On this publish, we mentioned the implementation of a centralized monitoring and reporting answer for SageMaker utilizing CloudWatch. By following the step-by-step directions outlined on this publish, you may create a multi-account monitoring dashboard that shows key metrics and consolidates logs associated to their numerous SageMaker jobs from completely different accounts in actual time. With this centralized monitoring dashboard, you may have higher visibility into the actions of SageMaker jobs throughout a number of accounts, troubleshoot points extra rapidly, and make knowledgeable choices based mostly on real-time knowledge. General, the implementation of a centralized monitoring and reporting answer utilizing CloudWatch gives an environment friendly manner for organizations to handle their cloud-based ML infrastructure and useful resource utilization.

Please check out the answer and ship us the suggestions, both in the AWS forum for Amazon SageMaker, or by means of your standard AWS contacts.

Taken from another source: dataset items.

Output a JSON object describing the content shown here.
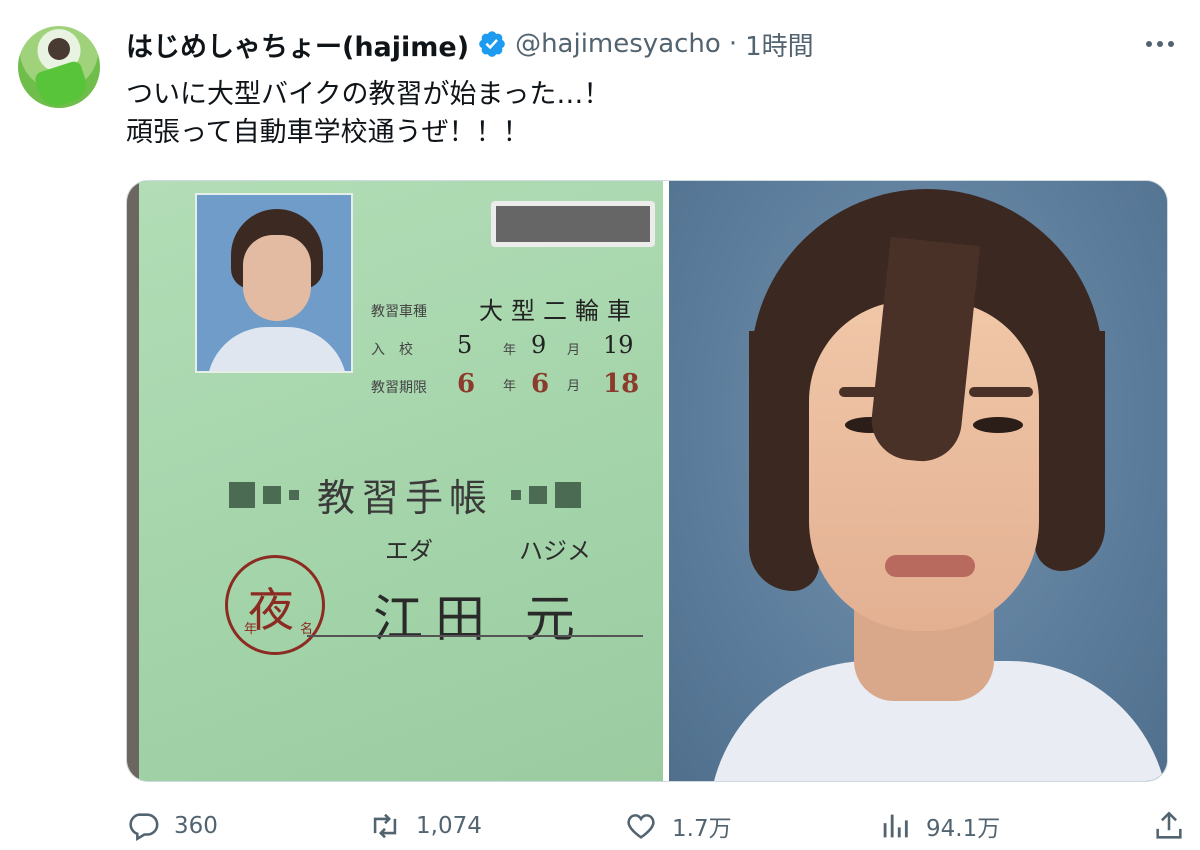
{
  "tweet": {
    "display_name": "はじめしゃちょー(hajime)",
    "handle": "@hajimesyacho",
    "separator": "·",
    "time": "1時間",
    "text_lines": [
      "ついに大型バイクの教習が始まった…！",
      "頑張って自動車学校通うぜ！！！"
    ]
  },
  "card": {
    "course_label": "教習車種",
    "course_value": "大型二輪車",
    "enroll_label": "入　校",
    "enroll_year": "5",
    "enroll_month": "9",
    "enroll_day": "19",
    "expiry_label": "教習期限",
    "expiry_year": "6",
    "expiry_month": "6",
    "expiry_day": "18",
    "unit_year": "年",
    "unit_month": "月",
    "title": "教習手帳",
    "stamp_char": "夜",
    "stamp_left": "年",
    "stamp_right": "名",
    "furigana_family": "エダ",
    "furigana_given": "ハジメ",
    "name": "江田 元"
  },
  "metrics": {
    "replies": "360",
    "retweets": "1,074",
    "likes": "1.7万",
    "views": "94.1万"
  },
  "colors": {
    "verified": "#1d9bf0",
    "icon_grey": "#536471",
    "card_green": "#a8d8ae"
  }
}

To study extra concerning the cross-account observability characteristic, please consult with the weblog Amazon CloudWatch Cross-Account Observability

Concerning the Authors

Jie Dong is an AWS Cloud Architect based mostly in Sydney, Australia. Jie is enthusiastic about automation, and likes to develop options to assist buyer enhance productiveness. Occasion-driven system and serverless framework are his experience. In his personal time, Jie likes to work on constructing good house and discover new good house devices.

Melanie Li, PhD, is a Senior AI/ML Specialist TAM at AWS based mostly in Sydney, Australia. She helps enterprise clients construct options utilizing state-of-the-art AI/ML instruments on AWS and supplies steerage on architecting and implementing ML options with finest practices. In her spare time, she likes to discover nature and spend time with household and pals.

Gordon Wang, is a Senior AI/ML Specialist TAM at AWS. He helps strategic clients with AI/ML finest practices cross many industries. He’s enthusiastic about laptop imaginative and prescient, NLP, Generative AI and MLOps. In his spare time, he loves working and mountain climbing.